A woman opens her spare house to others in need

Mitch Albom

By Mitch Albom

Published March 1, 2016

Deborah Foster was doing casework in a Pontiac, Mich., shelter one day, when a woman knocked on the side door just after 5 o'clock.

"Could I have something to eat?" she asked.

The woman was dressed well, in a business suit with a briefcase and a purse. Her makeup was nicely done.

"It's after 5," Foster said.

"I don't get out of work until 5."

"It's too late to get a bed."

"I don't want a bed. Just a meal."

"Then what will you do?"

"I'll go sleep in my car."

This was 14 years ago. Foster cried all the way home.

"This woman told me she'd drive to 24-hour places like Kmart and sleep under the parking lot lights," Foster recalls now. "In the morning, she'd use the bathrooms, get fixed up and go to work.

"I began to hear about more and more working women who had jobs but had lost their houses or apartments and were living in their cars. It became my calling."

HER WAY TO HELP THE HOMELESS

Foster, a product of southeast Detroit, had inherited her childhood home when her parents passed away.
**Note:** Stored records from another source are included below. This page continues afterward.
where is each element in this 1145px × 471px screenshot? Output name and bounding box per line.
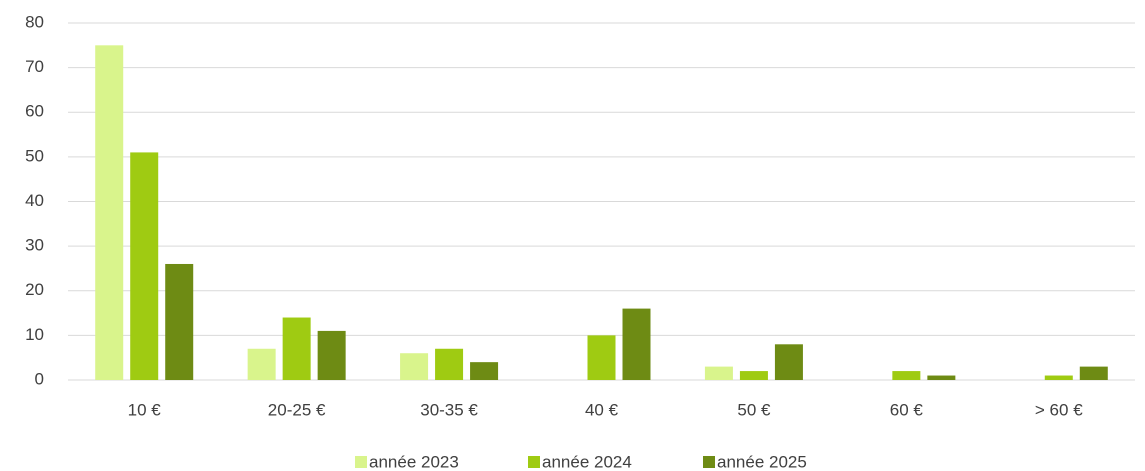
y-tick-label: 40 bbox=[25, 191, 44, 210]
bar bbox=[165, 263, 194, 380]
bar bbox=[927, 375, 956, 380]
x-tick-label: > 60 € bbox=[1035, 400, 1083, 419]
bar bbox=[892, 371, 921, 380]
y-tick-label: 80 bbox=[25, 12, 44, 31]
y-tick-label: 0 bbox=[35, 369, 44, 388]
legend-label: année 2024 bbox=[542, 452, 632, 471]
bar bbox=[317, 330, 346, 380]
bar bbox=[435, 348, 464, 380]
bar bbox=[622, 308, 651, 380]
bar bbox=[704, 366, 733, 380]
bar bbox=[470, 362, 499, 380]
bar bbox=[95, 45, 124, 380]
bar bbox=[130, 152, 159, 380]
legend-label: année 2023 bbox=[369, 452, 459, 471]
bar bbox=[1044, 375, 1073, 380]
bar bbox=[282, 317, 311, 380]
legend-label: année 2025 bbox=[717, 452, 807, 471]
y-tick-label: 10 bbox=[25, 325, 44, 344]
legend-swatch bbox=[355, 456, 367, 468]
x-tick-label: 40 € bbox=[585, 400, 619, 419]
bar bbox=[774, 344, 803, 380]
y-tick-label: 50 bbox=[25, 146, 44, 165]
y-tick-label: 30 bbox=[25, 236, 44, 255]
x-tick-label: 30-35 € bbox=[420, 400, 478, 419]
bar bbox=[247, 348, 276, 380]
y-tick-label: 70 bbox=[25, 57, 44, 76]
x-tick-label: 10 € bbox=[128, 400, 162, 419]
bar bbox=[1079, 366, 1108, 380]
x-tick-label: 50 € bbox=[737, 400, 771, 419]
x-tick-label: 60 € bbox=[890, 400, 924, 419]
y-tick-label: 20 bbox=[25, 280, 44, 299]
y-tick-label: 60 bbox=[25, 102, 44, 121]
legend-swatch bbox=[528, 456, 540, 468]
x-tick-label: 20-25 € bbox=[268, 400, 326, 419]
bar bbox=[739, 371, 768, 380]
bar bbox=[587, 335, 616, 380]
bar bbox=[400, 353, 429, 380]
legend-swatch bbox=[703, 456, 715, 468]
It was a four-bedroom colonial, built in 1910. Like the neighborhood, it had seen better days.

But even better days lay ahead.

In the spring of 2003, Foster, who says, "I asked God to tell me what to do," got an idea. She decided to fix up the house, clean it, paint it, then opened its doors under a new name: The Bethlehem House.

A couple months later, a woman Foster knew from church knocked on the door. She worked in an eyeglass store, had lost her apartment, and because of credit issues, couldn't get into another one. She had two suitcases with her, clothing she had brought, once again, from a car.

She moved in that night.

A few months later, a second woman joined her, a security company employee who'd been living in a van.

Two months later, housemate No. 3 arrived, a woman who worked at a bank.

The next month, an executive assistant at a church took the fourth room.

Foster, 61, who lives with her husband about 15 minutes away, kept a key and came whenever she wanted. But she trusted the women to keep the place clean, cook their own meals and obey certain rules (stay employed, no drugs, no male visitors). Otherwise, they came and went as they pleased.

Foster visited often. It made her smile to see her childhood bedroom being used by women who needed a hand.

"In 13 years, there hasn't been one bad person," she says. "The friendships they make are so special. They can live with dignity, they can get their lives back together and their credit issues straight. The house may not be a lot to look at on the outside, but there's love on the inside."

HOME IS WHERE HER HEART IS

With all the current events that overwhelm us — random shootings, the Flint water crisis — it often feels that there is no act big enough to help. Maybe doing something small is an answer. Deborah Foster didn't have an apartment building or a large shelter or a nonprofit organization. But she had a house at 5063 Van Dyke, near Gratiot.

And she had a heart.

And so today, the longtime radio industry veteran has given shelter, she says, to more than 65 women. "I've had an attorney for the 36th District Court, teachers, registered nurses. Most have just made a poor financial decision or lost their place because of somebody else's financial issues.

"They're not here because of drugs or things like that. Sometimes, it's just bad things happening to good people."

The women can stay for up to two years. They pay a nominal $70 a week to keep the place up. The shelter and comfort are the gifts Foster provides. The hugs and thank-yous are the gifts she gets back.

"If I could afford to do this full-time, I would," she says. "My father, before he died, said he wanted me to have the house because I'd know what to do with it. I think this is what he meant."

Foster often thinks about that night in Pontiac, and that woman in the business suit, whom she fed and never saw again. Whatever became of her, that woman, in a strange way, has helped dozens more like her. And inspired Foster to turn an empty house into a home.